On Fashion, Style and Choice

The relationship between style and fashion is an idea I see so often visited. To some people, there is little difference in their meaning. Others, have written many articles on comparing and contrasting them. I figured I would write my own version of the “style vs fashion” article. I will also talk about the power of choice in the relationship between the two.

While I appreciate the value of both style and fashion, I would say that the use of these concepts are not mutually exclusive. Fashion can be seen as the consumer trend, the latest and greatest clothing pieces. These trends are constantly cycling and rotating. From an economic perspective, fashion is frequently used as a marketing device used by corporations to move product. On the other hand, fashion can also be an indicator of current social, cultural and economic trends as well as an outlet of creative expression. In this article, I will use the distinction of fast fashion as opposed to fashion in general.

A stylish fashion show, or a fashionable style show? Credit: Kris Atomic

Style, which has been touched on before, is an intrinsic quality. A person can be stylish without being fashionable. An example of this would be well dressed people that are not wearing clothes that on trend. Case in point- the stylish grandfathers (again with the grandpa style). Those men have no idea what silhouettes are trending or the Pantone colour of the season. They just want their pants to be comfy and their head to be dry on their morning newspaper walk.

Just fetching the paper. Credit: http://www.ilcolorblu.com/

Conversely, a fashionable person may not necessarily be stylish. An illustration of this is found in people simply wearing the clothes that fast fashion brands are pushing. This form of mimicry is widespread, in part because the pieces are so widely marketed and accessible. This is not to say that one concept is worse than the other, they are just concepts. The real question to ask is whether or not style or fashion serve you in your life.

Fashion, in particular fast fashion, is efficient in enabling quick access to clothes that are on trend. This allows people to dress in a way that is socially popular without having to put much effort into their choices. In this way, fashion may serve us by freeing up some mental bandwidth in terms of choosing the clothes we wear.

With that being said, there are downsides to following fashion trends. The constant need to update one’s wardrobe with “in” pieces can be time consuming and costly. Imagine having to spend the time shopping for new pieces every season to add to your closet.

Another detriment of fast fashion is the environmental impact. By structuring an entire industry to produce garments quickly and cost-effectively, there are devastating consequences. One of the most prominent of them being the sheer amount of textile waste created as a result of creating and disposing of garments.

This is what happens when you need all the colourways of a garment. Credit: www.trustedclothes.com/blog/wp-content/uploads/2016/06/landfill-1-537x402.jpg

The move to counteract fast fashion, was a resurgence towards the slow fashion movement (name checks out). This idea focuses on changing the mindset towards the consumption of fashion. I use the term resurgence here because garments used to be made with quality craftsmanship and attention to detail.

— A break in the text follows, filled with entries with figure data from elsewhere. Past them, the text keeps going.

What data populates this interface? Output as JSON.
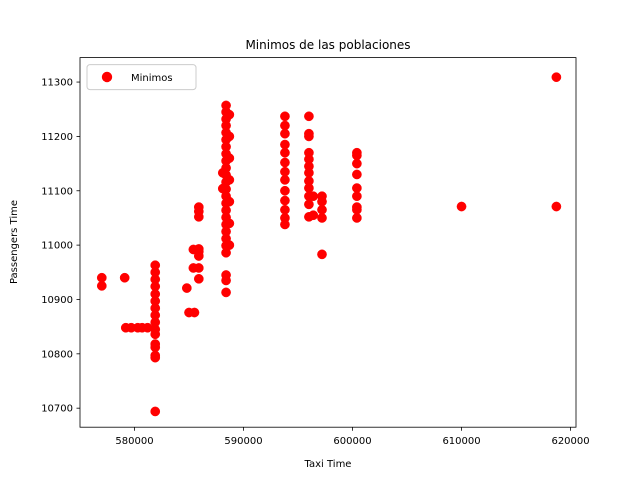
{
  "chart_data": {
    "type": "scatter",
    "title": "Minimos de las poblaciones",
    "xlabel": "Taxi Time",
    "ylabel": "Passengers Time",
    "xlim": [
      575000,
      620500
    ],
    "ylim": [
      10665,
      11345
    ],
    "xticks": [
      580000,
      590000,
      600000,
      610000,
      620000
    ],
    "xtick_labels": [
      "580000",
      "590000",
      "600000",
      "610000",
      "620000"
    ],
    "yticks": [
      10700,
      10800,
      10900,
      11000,
      11100,
      11200,
      11300
    ],
    "ytick_labels": [
      "10700",
      "10800",
      "10900",
      "11000",
      "11100",
      "11200",
      "11300"
    ],
    "grid": false,
    "legend_position": "upper-left",
    "series": [
      {
        "name": "Minimos",
        "color": "#ff0000",
        "points": [
          [
            577000,
            10940
          ],
          [
            577000,
            10925
          ],
          [
            579100,
            10940
          ],
          [
            579200,
            10848
          ],
          [
            579700,
            10848
          ],
          [
            580300,
            10848
          ],
          [
            580700,
            10848
          ],
          [
            581200,
            10848
          ],
          [
            581900,
            10963
          ],
          [
            581900,
            10950
          ],
          [
            581900,
            10937
          ],
          [
            581900,
            10924
          ],
          [
            581900,
            10910
          ],
          [
            581900,
            10897
          ],
          [
            581900,
            10884
          ],
          [
            581900,
            10871
          ],
          [
            581900,
            10858
          ],
          [
            581900,
            10845
          ],
          [
            581900,
            10836
          ],
          [
            581900,
            10818
          ],
          [
            581900,
            10812
          ],
          [
            581900,
            10797
          ],
          [
            581900,
            10793
          ],
          [
            581900,
            10694
          ],
          [
            584800,
            10921
          ],
          [
            585000,
            10876
          ],
          [
            585500,
            10876
          ],
          [
            585400,
            10992
          ],
          [
            585400,
            10958
          ],
          [
            585900,
            10993
          ],
          [
            585900,
            10988
          ],
          [
            585900,
            10980
          ],
          [
            585900,
            10958
          ],
          [
            585900,
            10938
          ],
          [
            585900,
            11070
          ],
          [
            585900,
            11062
          ],
          [
            585900,
            11052
          ],
          [
            588100,
            11133
          ],
          [
            588100,
            11104
          ],
          [
            588400,
            11257
          ],
          [
            588400,
            11245
          ],
          [
            588400,
            11232
          ],
          [
            588400,
            11220
          ],
          [
            588400,
            11207
          ],
          [
            588400,
            11194
          ],
          [
            588400,
            11181
          ],
          [
            588400,
            11168
          ],
          [
            588400,
            11155
          ],
          [
            588400,
            11142
          ],
          [
            588400,
            11129
          ],
          [
            588400,
            11116
          ],
          [
            588400,
            11103
          ],
          [
            588400,
            11090
          ],
          [
            588400,
            11077
          ],
          [
            588400,
            11064
          ],
          [
            588400,
            11051
          ],
          [
            588400,
            11038
          ],
          [
            588400,
            11025
          ],
          [
            588400,
            11012
          ],
          [
            588400,
            10999
          ],
          [
            588400,
            10986
          ],
          [
            588400,
            10945
          ],
          [
            588400,
            10935
          ],
          [
            588400,
            10913
          ],
          [
            588700,
            11240
          ],
          [
            588700,
            11200
          ],
          [
            588700,
            11160
          ],
          [
            588700,
            11120
          ],
          [
            588700,
            11080
          ],
          [
            588700,
            11040
          ],
          [
            588700,
            11000
          ],
          [
            593800,
            11237
          ],
          [
            593800,
            11220
          ],
          [
            593800,
            11205
          ],
          [
            593800,
            11185
          ],
          [
            593800,
            11170
          ],
          [
            593800,
            11152
          ],
          [
            593800,
            11135
          ],
          [
            593800,
            11120
          ],
          [
            593800,
            11100
          ],
          [
            593800,
            11082
          ],
          [
            593800,
            11065
          ],
          [
            593800,
            11050
          ],
          [
            593800,
            11038
          ],
          [
            596000,
            11237
          ],
          [
            596000,
            11205
          ],
          [
            596000,
            11200
          ],
          [
            596000,
            11170
          ],
          [
            596000,
            11158
          ],
          [
            596000,
            11145
          ],
          [
            596000,
            11133
          ],
          [
            596000,
            11118
          ],
          [
            596000,
            11105
          ],
          [
            596000,
            11090
          ],
          [
            596000,
            11075
          ],
          [
            596000,
            11052
          ],
          [
            596400,
            11090
          ],
          [
            596400,
            11055
          ],
          [
            597200,
            11090
          ],
          [
            597200,
            11080
          ],
          [
            597200,
            11065
          ],
          [
            597200,
            11050
          ],
          [
            597200,
            10983
          ],
          [
            600400,
            11170
          ],
          [
            600400,
            11165
          ],
          [
            600400,
            11150
          ],
          [
            600400,
            11130
          ],
          [
            600400,
            11105
          ],
          [
            600400,
            11090
          ],
          [
            600400,
            11070
          ],
          [
            600400,
            11065
          ],
          [
            600400,
            11050
          ],
          [
            610000,
            11071
          ],
          [
            618700,
            11309
          ],
          [
            618700,
            11071
          ]
        ]
      }
    ]
  }
}
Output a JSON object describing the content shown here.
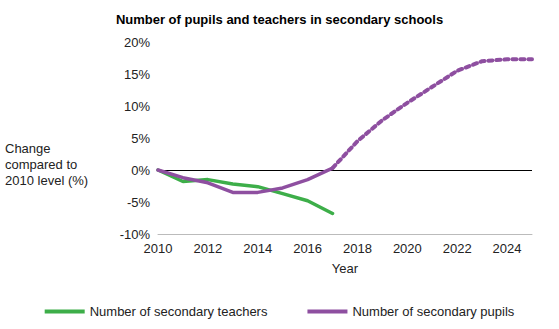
{
  "chart_data": {
    "type": "line",
    "title": "Number of pupils and teachers in secondary schools",
    "x_label": "Year",
    "y_label": "Change compared to 2010 level (%)",
    "x": [
      2010,
      2011,
      2012,
      2013,
      2014,
      2015,
      2016,
      2017,
      2018,
      2019,
      2020,
      2021,
      2022,
      2023,
      2024,
      2025
    ],
    "series": [
      {
        "name": "Number of secondary teachers",
        "color": "#3dae49",
        "line_style": "solid",
        "values": [
          0,
          -1.8,
          -1.5,
          -2.2,
          -2.6,
          -3.7,
          -4.8,
          -6.8,
          null,
          null,
          null,
          null,
          null,
          null,
          null,
          null
        ]
      },
      {
        "name": "Number of secondary pupils",
        "color": "#8e4fa0",
        "line_style": "solid",
        "values": [
          0,
          -1.2,
          -2.0,
          -3.5,
          -3.5,
          -2.8,
          -1.5,
          0.3,
          null,
          null,
          null,
          null,
          null,
          null,
          null,
          null
        ]
      },
      {
        "name": "Number of secondary pupils",
        "color": "#8e4fa0",
        "line_style": "dotted",
        "values": [
          null,
          null,
          null,
          null,
          null,
          null,
          null,
          0.3,
          4.5,
          7.8,
          10.5,
          13.0,
          15.5,
          17.0,
          17.3,
          17.3
        ]
      }
    ],
    "xlim": [
      2010,
      2025
    ],
    "xticks": [
      2010,
      2012,
      2014,
      2016,
      2018,
      2020,
      2022,
      2024
    ],
    "ylim": [
      -10,
      20
    ],
    "yticks": [
      {
        "value": -10,
        "label": "-10%"
      },
      {
        "value": -5,
        "label": "-5%"
      },
      {
        "value": 0,
        "label": "0%"
      },
      {
        "value": 5,
        "label": "5%"
      },
      {
        "value": 10,
        "label": "10%"
      },
      {
        "value": 15,
        "label": "15%"
      },
      {
        "value": 20,
        "label": "20%"
      }
    ],
    "grid": false,
    "legend": "bottom"
  }
}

The overarching idea behind slow fashion is to reduce the speed at which we produce and consume clothes. Ideas including things like buying quality products over a quantity of products as well as garment styles that cycle less frequently. In addition to this, the movement as focuses on employing sustainable practices towards clothing production. By being aware of how fast fashion operates, we are given the choice of how we subscribe to it.

The idea of being a consumer of fast fashion versus a creator of style has an interesting analogy to life. I liken fashion to the cultural and societal norms that we are subject to during the course of our lives. Messages along the lines of: “go to school, get good grades and get a good job,” seem very cliche at this point. However, many people still identify with and carry out this societal expectation, much of the time unknowingly.

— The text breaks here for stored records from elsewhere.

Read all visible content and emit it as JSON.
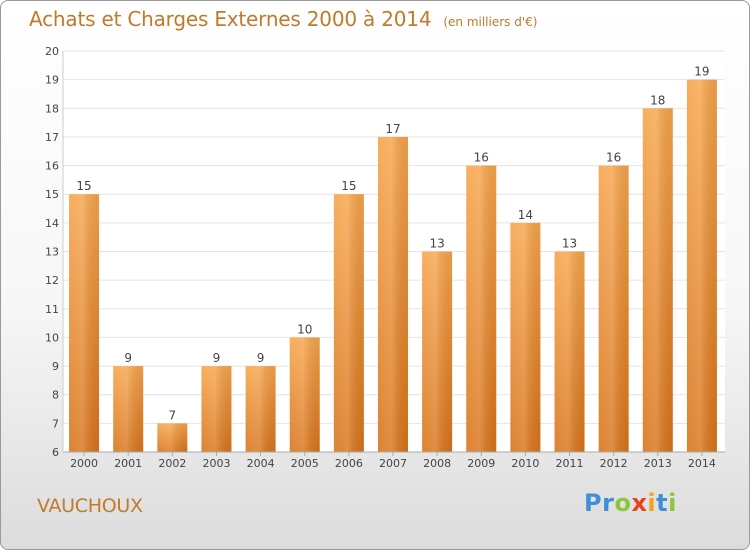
{
  "header": {
    "title": "Achats et Charges Externes 2000 à 2014",
    "subtitle": "(en milliers d'€)"
  },
  "footer": {
    "commune": "VAUCHOUX"
  },
  "brand": {
    "letters": [
      "P",
      "r",
      "o",
      "x",
      "i",
      "t",
      "i"
    ],
    "colors": [
      "#3f8ed8",
      "#3f8ed8",
      "#8cc63f",
      "#e8421c",
      "#f5a31a",
      "#3f8ed8",
      "#8cc63f"
    ]
  },
  "colors": {
    "bar_light": "#f7a54c",
    "bar_dark": "#d9741b",
    "text": "#444444",
    "grid": "#e4e4e4"
  },
  "chart_data": {
    "type": "bar",
    "title": "Achats et Charges Externes 2000 à 2014",
    "subtitle": "(en milliers d'€)",
    "categories": [
      "2000",
      "2001",
      "2002",
      "2003",
      "2004",
      "2005",
      "2006",
      "2007",
      "2008",
      "2009",
      "2010",
      "2011",
      "2012",
      "2013",
      "2014"
    ],
    "values": [
      15,
      9,
      7,
      9,
      9,
      10,
      15,
      17,
      13,
      16,
      14,
      13,
      16,
      18,
      19
    ],
    "ylim": [
      6,
      20
    ],
    "yticks": [
      6,
      7,
      8,
      9,
      10,
      11,
      12,
      13,
      14,
      15,
      16,
      17,
      18,
      19,
      20
    ],
    "data_labels": true,
    "grid": true
  }
}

Go to school. Check. Get good grades. Check. Now what? Credit: Faustin Tuyambaze

Living one’s life subscribing to these norms may seem like be an easier way to live, as less decision making is required in the short term. This issue comes up when we realize we are living life on a predetermined path. This realization can be refreshing to some and crippling to others. Much like the fast fashion industry’s impact on our wardrobes, we end up with a bunch of stuff (or a life), that we do not truly identify with. The irony in fast fashion is that it promotes the latest trends for people to distinguish themselves from the crowd, even though most people end up looking the same due to the mass distributive nature of the industry.

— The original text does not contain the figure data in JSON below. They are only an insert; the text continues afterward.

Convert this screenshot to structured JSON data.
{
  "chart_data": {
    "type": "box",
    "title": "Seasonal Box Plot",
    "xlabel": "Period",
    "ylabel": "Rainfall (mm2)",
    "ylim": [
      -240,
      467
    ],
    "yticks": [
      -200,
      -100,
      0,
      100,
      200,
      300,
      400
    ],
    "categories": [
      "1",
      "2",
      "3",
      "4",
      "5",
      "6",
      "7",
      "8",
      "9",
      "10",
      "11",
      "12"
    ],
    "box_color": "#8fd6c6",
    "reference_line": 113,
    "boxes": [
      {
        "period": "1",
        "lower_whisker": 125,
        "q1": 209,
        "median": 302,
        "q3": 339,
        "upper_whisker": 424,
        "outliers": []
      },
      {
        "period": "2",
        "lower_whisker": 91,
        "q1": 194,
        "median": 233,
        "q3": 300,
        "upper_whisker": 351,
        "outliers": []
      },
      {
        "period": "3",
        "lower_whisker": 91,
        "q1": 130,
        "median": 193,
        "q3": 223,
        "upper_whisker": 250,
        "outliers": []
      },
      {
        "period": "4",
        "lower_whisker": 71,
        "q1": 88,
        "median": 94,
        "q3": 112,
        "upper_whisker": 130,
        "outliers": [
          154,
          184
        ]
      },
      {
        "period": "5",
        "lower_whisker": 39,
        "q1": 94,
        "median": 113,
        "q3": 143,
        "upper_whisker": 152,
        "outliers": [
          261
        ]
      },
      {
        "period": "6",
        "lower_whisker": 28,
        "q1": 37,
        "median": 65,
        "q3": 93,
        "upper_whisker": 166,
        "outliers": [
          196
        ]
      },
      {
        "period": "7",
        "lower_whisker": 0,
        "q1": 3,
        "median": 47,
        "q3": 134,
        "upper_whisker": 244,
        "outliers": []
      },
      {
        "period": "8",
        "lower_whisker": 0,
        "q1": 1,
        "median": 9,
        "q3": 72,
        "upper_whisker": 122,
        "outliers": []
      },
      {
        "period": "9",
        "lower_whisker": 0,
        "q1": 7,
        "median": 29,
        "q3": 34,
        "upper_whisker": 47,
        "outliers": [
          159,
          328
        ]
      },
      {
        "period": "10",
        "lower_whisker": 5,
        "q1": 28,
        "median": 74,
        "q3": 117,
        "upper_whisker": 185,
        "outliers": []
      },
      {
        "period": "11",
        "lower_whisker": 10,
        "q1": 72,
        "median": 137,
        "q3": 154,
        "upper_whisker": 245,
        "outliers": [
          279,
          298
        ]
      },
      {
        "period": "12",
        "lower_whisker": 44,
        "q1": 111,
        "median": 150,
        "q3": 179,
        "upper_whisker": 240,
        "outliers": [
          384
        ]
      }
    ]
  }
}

Outfit of the day, week, month, year. Credit: https://lifegivingwater.files.wordpress.com/2014/05/conformity-2a.jpg

Being a creator of one’s own style can be liberating, much like blazing one’s own trail in life. I know, comparing something like a career change to revamping a sock drawer seems like a stretch, even though similar principles apply. Whether is it staying in a career that makes you unhappy or choosing clothes because everyone else wears them, it is the choices we make in life that define us, and not choosing is also a choice. In closing, I would recommend taking a look at your life to identify the choices that are being made (or not made). Life becomes rather refreshing when every decision is framed as a choice of your own.